Document Type


Publication Date

Summer 2016

Publication Citation

91 Indiana Law Journal 1493 (2016)


This Note will ultimately argue that, despite the expansive language in Kiobel, the Court’s reasoning does not necessarily foreclose all “foreign-cubed” claims. Suits alleging human rights violations originating from conduct that took place in failed states avoid the concerns the Court emphasized in Kiobel. The Court should allow jurisdiction for human rights offenses in failed states, despite their “foreign-cubed” nature, because the already existing rationale for allowing jurisdiction for international piracy offenses is highly analogous.

Part I of this Note explores the ATS jurisprudence leading up to and including Kiobel. Besides exploring the tensions and policy interests courts are grappling with, Part I also summarizes the various opinions in Kiobel.

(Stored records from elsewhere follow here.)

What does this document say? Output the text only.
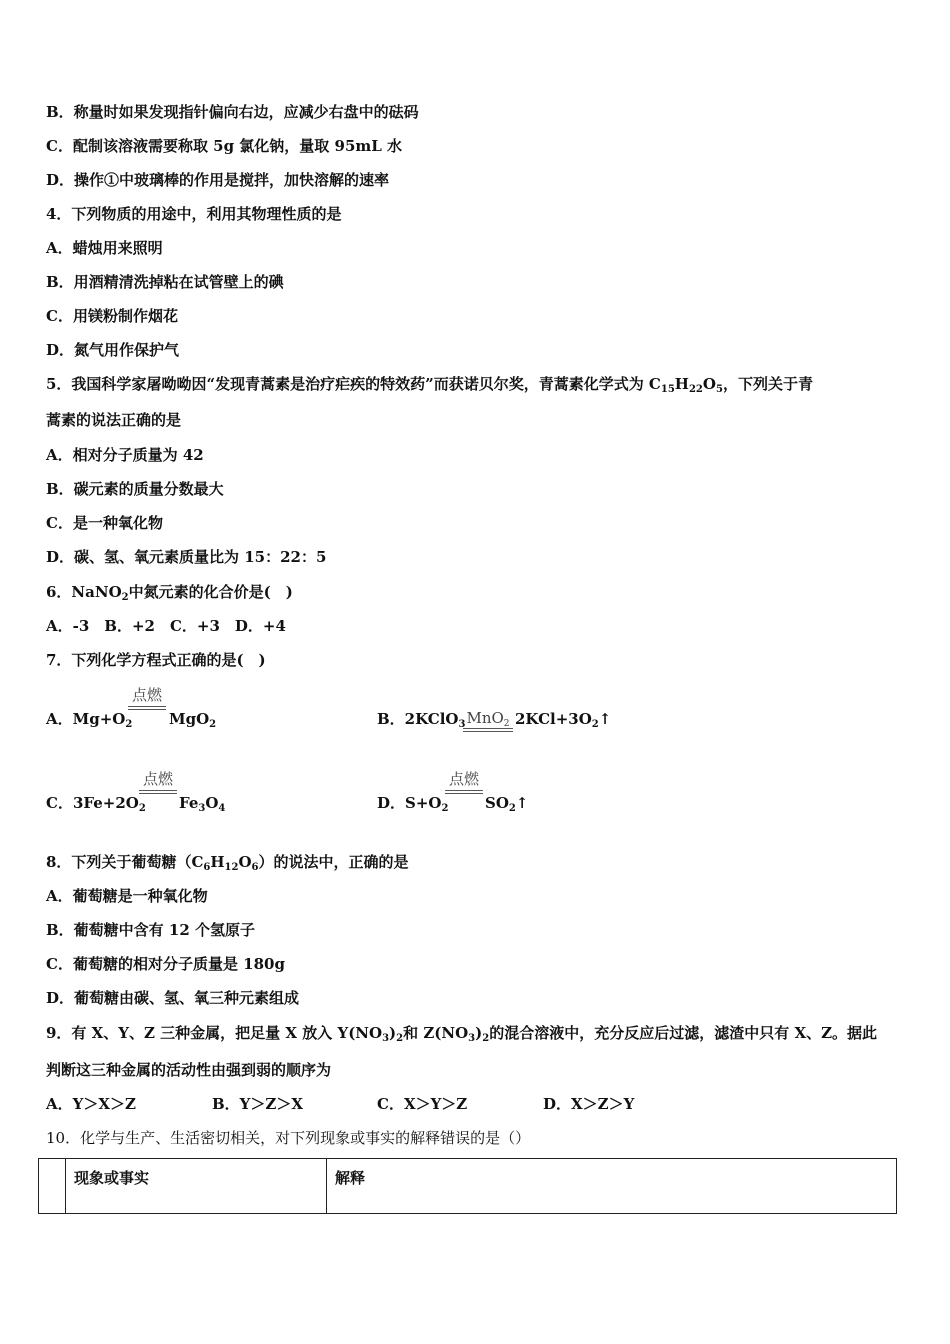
B．称量时如果发现指针偏向右边，应减少右盘中的砝码
C．配制该溶液需要称取 5g 氯化钠，量取 95mL 水
D．操作①中玻璃棒的作用是搅拌，加快溶解的速率
4．下列物质的用途中，利用其物理性质的是
A．蜡烛用来照明
B．用酒精清洗掉粘在试管壁上的碘
C．用镁粉制作烟花
D．氮气用作保护气
5．我国科学家屠呦呦因“发现青蒿素是治疗疟疾的特效药”而获诺贝尔奖，青蒿素化学式为 $C_{15}H_{22}O_5$，下列关于青
蒿素的说法正确的是
A．相对分子质量为 42
B．碳元素的质量分数最大
C．是一种氧化物
D．碳、氢、氧元素质量比为 15：22：5
6．NaNO$_2$中氮元素的化合价是(　)
A．-3　B．+2　C．+3　D．+4
7．下列化学方程式正确的是(　)
A．$Mg+O_2$
点燃
MgO$_2$	B．2KClO$_3$ MnO$_2$ $2KCl+3O_2↑$
C．$3Fe+2O_2$
点燃
$Fe_3O_4$	D．$S+O_2$
点燃
$SO_2↑$
8．下列关于葡萄糖$(C_6H_{12}O_6)$的说法中，正确的是
A．葡萄糖是一种氧化物
B．葡萄糖中含有 12 个氢原子
C．葡萄糖的相对分子质量是 180g
D．葡萄糖由碳、氢、氧三种元素组成
9．有 X、Y、Z 三种金属，把足量 X 放入 $Y(NO_3)_2$和 $Z(NO_3)_2$的混合溶液中，充分反应后过滤，滤渣中只有 X、Z。据此
判断这三种金属的活动性由强到弱的顺序为
A．Y＞X＞Z	B．Y＞Z＞X	C．X＞Y＞Z	D．X＞Z＞Y
10．化学与生产、生活密切相关，对下列现象或事实的解释错误的是（）
	现象或事实	解释
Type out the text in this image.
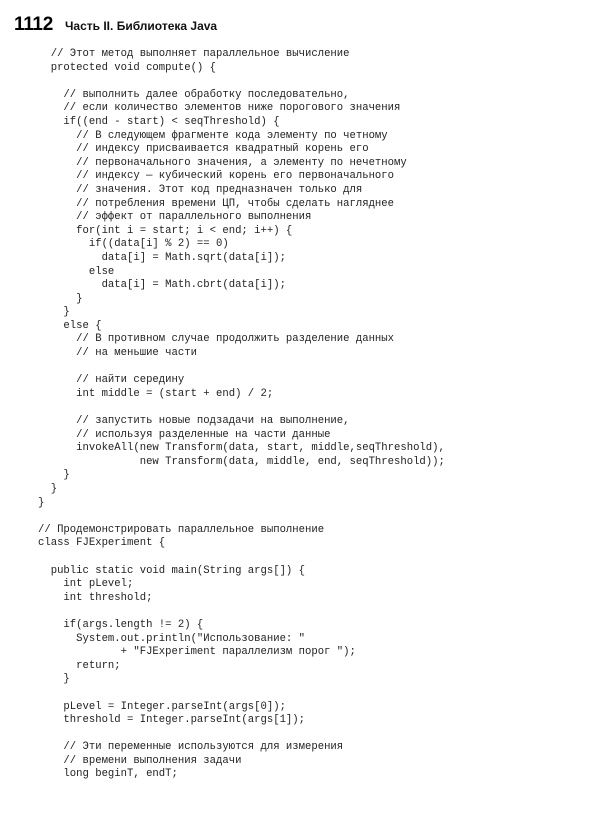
1112 Часть II. Библиотека Java
// Этот метод выполняет параллельное вычисление
protected void compute() {
// выполнить далее обработку последовательно,
// если количество элементов ниже порогового значения
if((end - start) < seqThreshold) {
// В следующем фрагменте кода элементу по четному
// индексу присваивается квадратный корень его
// первоначального значения, а элементу по нечетному
// индексу — кубический корень его первоначального
// значения. Этот код предназначен только для
// потребления времени ЦП, чтобы сделать нагляднее
// эффект от параллельного выполнения
for(int i = start; i < end; i++) {
if((data[i] % 2) == 0)
data[i] = Math.sqrt(data[i]);
else
data[i] = Math.cbrt(data[i]);
}
}
else {
// В противном случае продолжить разделение данных
// на меньшие части
// найти середину
int middle = (start + end) / 2;
// запустить новые подзадачи на выполнение,
// используя разделенные на части данные
invokeAll(new Transform(data, start, middle,seqThreshold),
new Transform(data, middle, end, seqThreshold));
}
}
}
// Продемонстрировать параллельное выполнение
class FJExperiment {
public static void main(String args[]) {
int pLevel;
int threshold;
if(args.length != 2) {
System.out.println("Использование: "
+ "FJExperiment параллелизм порог ");
return;
}
pLevel = Integer.parseInt(args[0]);
threshold = Integer.parseInt(args[1]);
// Эти переменные используются для измерения
// времени выполнения задачи
long beginT, endT;
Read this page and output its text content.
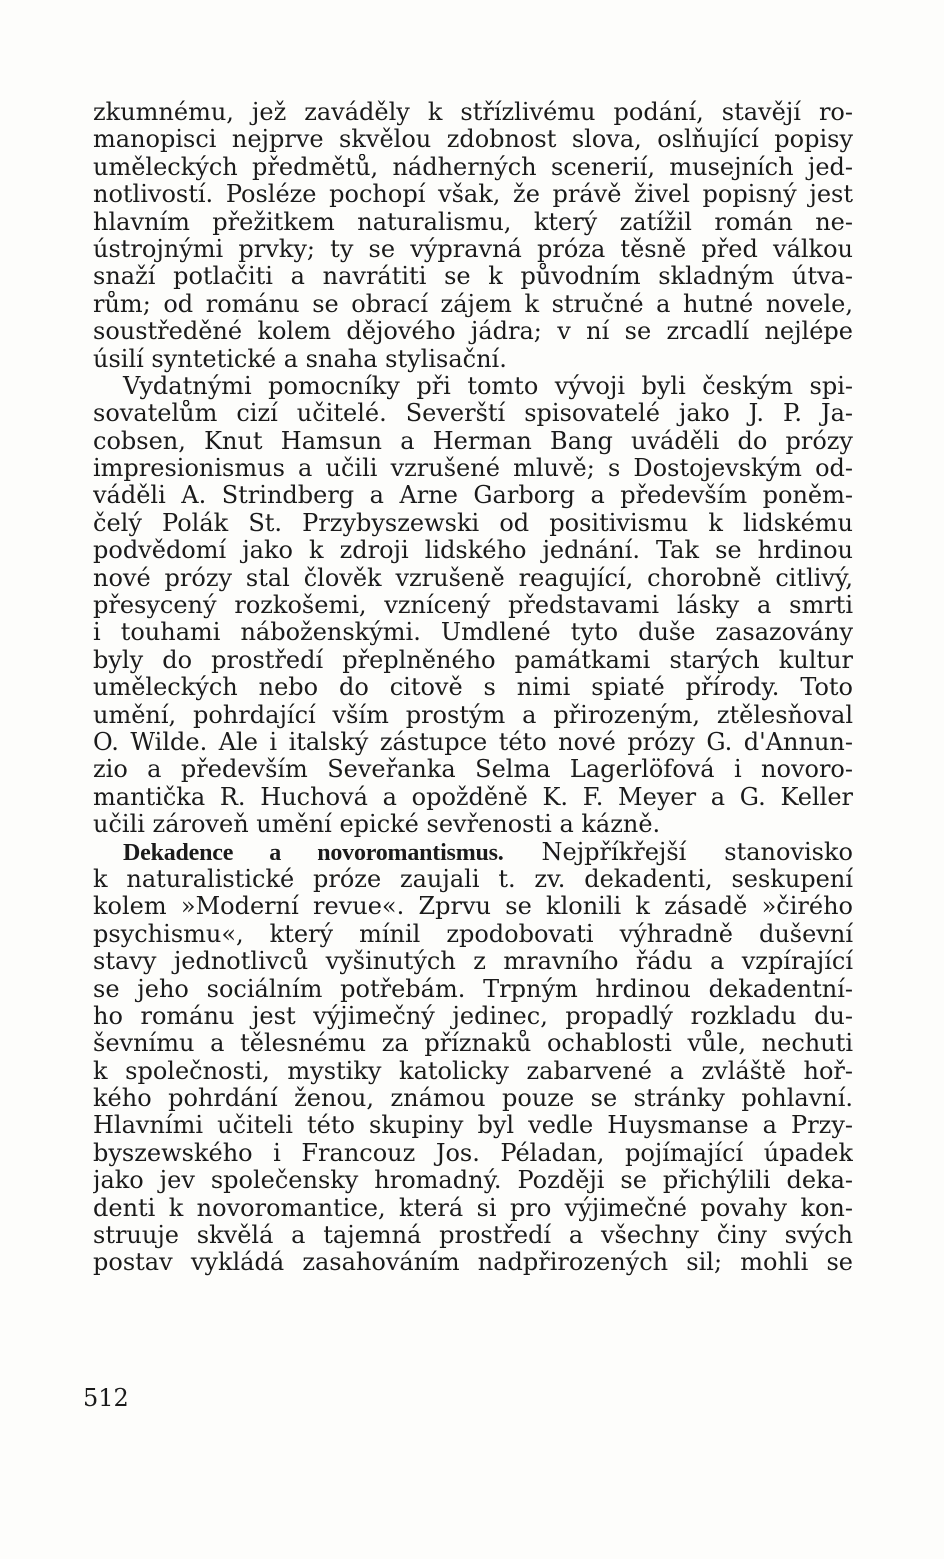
zkumnému, jež zaváděly k střízlivému podání, stavějí ro-
manopisci nejprve skvělou zdobnost slova, oslňující popisy
uměleckých předmětů, nádherných scenerií, musejních jed-
notlivostí. Posléze pochopí však, že právě živel popisný jest
hlavním přežitkem naturalismu, který zatížil román ne-
ústrojnými prvky; ty se výpravná próza těsně před válkou
snaží potlačiti a navrátiti se k původním skladným útva-
rům; od románu se obrací zájem k stručné a hutné novele,
soustředěné kolem dějového jádra; v ní se zrcadlí nejlépe
úsilí syntetické a snaha stylisační.
Vydatnými pomocníky při tomto vývoji byli českým spi-
sovatelům cizí učitelé. Severští spisovatelé jako J. P. Ja-
cobsen, Knut Hamsun a Herman Bang uváděli do prózy
impresionismus a učili vzrušené mluvě; s Dostojevským od-
váděli A. Strindberg a Arne Garborg a především poněm-
čelý Polák St. Przybyszewski od positivismu k lidskému
podvědomí jako k zdroji lidského jednání. Tak se hrdinou
nové prózy stal člověk vzrušeně reagující, chorobně citlivý,
přesycený rozkošemi, vznícený představami lásky a smrti
i touhami náboženskými. Umdlené tyto duše zasazovány
byly do prostředí přeplněného památkami starých kultur
uměleckých nebo do citově s nimi spiaté přírody. Toto
umění, pohrdající vším prostým a přirozeným, ztělesňoval
O. Wilde. Ale i italský zástupce této nové prózy G. d'Annun-
zio a především Seveřanka Selma Lagerlöfová i novoro-
mantička R. Huchová a opožděně K. F. Meyer a G. Keller
učili zároveň umění epické sevřenosti a kázně.
Dekadence a novoromantismus. Nejpříkřejší stanovisko
k naturalistické próze zaujali t. zv. dekadenti, seskupení
kolem »Moderní revue«. Zprvu se klonili k zásadě »čirého
psychismu«, který mínil zpodobovati výhradně duševní
stavy jednotlivců vyšinutých z mravního řádu a vzpírající
se jeho sociálním potřebám. Trpným hrdinou dekadentní-
ho románu jest výjimečný jedinec, propadlý rozkladu du-
ševnímu a tělesnému za příznaků ochablosti vůle, nechuti
k společnosti, mystiky katolicky zabarvené a zvláště hoř-
kého pohrdání ženou, známou pouze se stránky pohlavní.
Hlavními učiteli této skupiny byl vedle Huysmanse a Przy-
byszewského i Francouz Jos. Péladan, pojímající úpadek
jako jev společensky hromadný. Později se přichýlili deka-
denti k novoromantice, která si pro výjimečné povahy kon-
struuje skvělá a tajemná prostředí a všechny činy svých
postav vykládá zasahováním nadpřirozených sil; mohli se
512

Part II investigates the concept of piracy as understood in ATS jurisprudence and argues that the concept can be analogized to human rights violations in failed states. Part III explains why extending jurisdiction to human rights claims in failed states avoids both the comity and foreign policy concerns the Court emphasized in Kiobel. Finally, Part IV details the strong interests the United States has in allowing jurisdiction in this limited context and discusses the efficacy of the ATS as a means of redress.